China’s Ohio Belt and Road, Linking Ohio Jobs to Undercut Labor

China’s Ohio Belt and Road, Linking Ohio Jobs to Undercut Labor

BY JEFF SKINNER

PATASKALA - In a previous article, TOR examined the machinations of one of the U.S. biggest international competitors, and their aims at influencing even local politics in Ohio. One of the most effective means of influencing a region is, of course, economics. Nowhere is that more prevalent than China’s Belt and Road initiative, which has begun paving ways in the small town of Pataskala. 

The most concise way to explain what China’s Belt and Road initiative is would be to summarize Chinese President Xi Jinping, who has spearheaded the project. The aim is to use the old Silk Road trade routes, which previously linked China to the western world, facilitating trade in goods and services and solidified China as a central mercantile hub for the world. Today, the goal is to build on that design by linking China to developing nations in Africa and around the world. Some have criticized the initiative from China as being full of ulterior motives, specifically in undermining U.S. influence in the west or in developing nations. According to The Beacon, the infrastructure projects China invests in, often come with a price. “China uses loans to finance BRI projects, but some loans contain exploitative conditions, allowing China to seize economic assets from partner countries when they can’t pay back their debts,” The article says. “For instance, China acquired a long lease on a Sri Lankan port when the BRI-related debt piled up.” 

According to the article’s author, China is using the infrastructure projects to solidify influence in developing nations with the expectation it will yield eastern influence within international bodies. An indebted nation will always vote for initiatives that benefit their debt holder. 

While the article somewhat outdatedly compares the initiatives predatory loan dispersals to the U.S. historial Marshal plan to rebuild Europe, a more apt comparison would be with the tactics of the World Trade Organization, which essentially operate as a 1-to-1 comparison of what China is currently doing. Much like China’s Belt and Road Initiative, or BRI, the World Trade Organization, or WTO, will issue loans for economic development to third world nations seeking assistance with some caveats, including high interest and the expectation of opening trade domestically in the nation to foreign companies to sell products domestically. These products however are often subsidized by the nations of origin, leading to a significant undercutting of the domestic profit of the nation that took the loan. The documentary “Life and Debt” chronicles the decade long struggle of Jamaica, which lost much of its sovereignty to taking loans from the WTO and allowing foreign banana companies to undercut its largest domestic cash crop, leading to economic ruin. In short, when the nation failed to make good on it’s debts, the WTO imposed the development of economic “free trade zones”, geographic territories which operate at times independent of the laws of the nations they exist in. While this tactic was used by the WTO to impose influence globally, it had been much protested in the west by the voting populations, most notably in the “Battle of Seattle” in 1999. 
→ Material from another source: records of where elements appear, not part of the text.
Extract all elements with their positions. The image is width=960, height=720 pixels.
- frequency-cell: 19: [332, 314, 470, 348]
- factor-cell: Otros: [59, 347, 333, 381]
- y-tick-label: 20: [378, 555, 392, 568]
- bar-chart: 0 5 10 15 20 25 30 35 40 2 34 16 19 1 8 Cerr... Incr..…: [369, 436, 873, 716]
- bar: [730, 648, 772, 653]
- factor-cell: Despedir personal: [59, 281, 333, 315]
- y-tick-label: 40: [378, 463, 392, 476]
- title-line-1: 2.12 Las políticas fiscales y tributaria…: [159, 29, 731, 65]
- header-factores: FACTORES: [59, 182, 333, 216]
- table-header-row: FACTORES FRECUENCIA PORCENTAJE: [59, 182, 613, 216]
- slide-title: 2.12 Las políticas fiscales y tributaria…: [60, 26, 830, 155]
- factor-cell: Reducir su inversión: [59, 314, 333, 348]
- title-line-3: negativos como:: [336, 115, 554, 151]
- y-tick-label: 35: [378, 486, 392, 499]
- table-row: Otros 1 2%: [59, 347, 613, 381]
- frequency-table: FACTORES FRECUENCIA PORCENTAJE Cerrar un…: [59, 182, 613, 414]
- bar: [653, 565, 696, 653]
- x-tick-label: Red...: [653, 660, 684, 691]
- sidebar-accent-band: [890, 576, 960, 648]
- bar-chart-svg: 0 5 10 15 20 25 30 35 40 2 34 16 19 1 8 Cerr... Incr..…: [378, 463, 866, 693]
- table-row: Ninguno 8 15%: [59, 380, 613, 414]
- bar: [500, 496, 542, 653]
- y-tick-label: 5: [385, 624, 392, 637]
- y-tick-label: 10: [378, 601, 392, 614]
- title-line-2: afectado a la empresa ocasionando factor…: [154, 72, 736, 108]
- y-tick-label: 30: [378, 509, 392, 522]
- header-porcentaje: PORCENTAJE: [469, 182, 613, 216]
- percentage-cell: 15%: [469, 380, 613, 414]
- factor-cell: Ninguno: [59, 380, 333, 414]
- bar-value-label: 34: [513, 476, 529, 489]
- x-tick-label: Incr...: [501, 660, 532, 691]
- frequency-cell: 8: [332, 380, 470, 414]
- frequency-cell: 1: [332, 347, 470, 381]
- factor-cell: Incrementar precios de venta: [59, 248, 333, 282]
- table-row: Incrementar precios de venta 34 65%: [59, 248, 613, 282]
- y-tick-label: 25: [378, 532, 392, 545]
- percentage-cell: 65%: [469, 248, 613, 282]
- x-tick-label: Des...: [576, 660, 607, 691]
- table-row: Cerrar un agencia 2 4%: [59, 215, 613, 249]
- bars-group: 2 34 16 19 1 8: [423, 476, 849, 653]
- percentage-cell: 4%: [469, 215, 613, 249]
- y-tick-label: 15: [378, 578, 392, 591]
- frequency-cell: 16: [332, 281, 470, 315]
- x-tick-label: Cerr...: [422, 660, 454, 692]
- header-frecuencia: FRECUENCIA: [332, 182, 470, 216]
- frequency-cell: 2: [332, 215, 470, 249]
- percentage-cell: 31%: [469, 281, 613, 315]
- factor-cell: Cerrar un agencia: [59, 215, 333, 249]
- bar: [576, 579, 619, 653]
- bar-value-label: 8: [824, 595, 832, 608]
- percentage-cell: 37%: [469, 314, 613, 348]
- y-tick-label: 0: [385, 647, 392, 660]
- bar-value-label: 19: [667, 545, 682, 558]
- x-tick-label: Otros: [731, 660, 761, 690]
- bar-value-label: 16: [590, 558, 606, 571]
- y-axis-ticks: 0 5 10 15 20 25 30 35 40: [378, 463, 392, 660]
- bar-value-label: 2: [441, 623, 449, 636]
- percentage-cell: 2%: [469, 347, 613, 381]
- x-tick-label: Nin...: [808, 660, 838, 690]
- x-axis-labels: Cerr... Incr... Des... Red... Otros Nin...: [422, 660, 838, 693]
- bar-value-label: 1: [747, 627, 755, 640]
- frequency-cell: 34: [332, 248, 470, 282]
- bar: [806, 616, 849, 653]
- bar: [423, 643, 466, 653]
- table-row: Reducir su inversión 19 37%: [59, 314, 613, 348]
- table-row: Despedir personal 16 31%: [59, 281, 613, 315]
It would seem China has taken this tactic to heart though and has established an effective trade and mercantile route through a host of developing nations, giving it an effective route of transport for potentially anything from weapons, to the development of military bases and development as well as cheap labor. That last portion may be starting to take a stronghold in Pataskala.

TOR’s previous coverage of the controversy surrounding Illuminate USA, a Chinese backed green energy corporation which opened a manufacturing plant in Pataskala, Ohio, illustrated how foreign national influence into a region has come with somewhat of a price. Much like the BRI itself, which may seek to undermine the sovereignty of a developing nation or region, so to it seems is Illuminate USA beginning to undermine domestic labor with the importation of foreign H1B workers. After the factory opened in Pataskala to much fanfare of the “Ohio Jobs” it would be creating, the company has gone on in the past year to begin posting H1B position applications already bringing in foreign workers to take positions of minimal specialty. The five listed were filled just in September of 2024.

These positions are bachelor level positions, with some requiring little to no experience begging the question as to why foreign nationals were needed to fill them in a nation with such a large amount of unemployed college graduates, specifically in the STEM and engineering fields?

Ohio currently has around 6500 H1B approved applications according to the U.S. Citizenship and Immigration Services website. The recent firestorm debate involving the MAGA leaning voting base and tech figureheads such as Elon Musk and Vivek Ramaswamy, has illustrated a significant rift between those in positions of power who are largely in favor of the H1B program as a means of importing cheap labor, and the working class population that recognizes its inherent undercutting of their value in the market. No one wishes to compete for a job around the corner from their house with 2 billion workers in India and China.

Whatever the reason for Illuminate USA seeking to undercut domestic labor in Ohio, it cannot be denied the economic impact immigration has on domestic labor. Illuminate USA is certainly beginning to live by the lessons of the BRI, and more eminently the WTO, move into a region, undercut the domestic markets and leave them needy and more susceptible to your next move.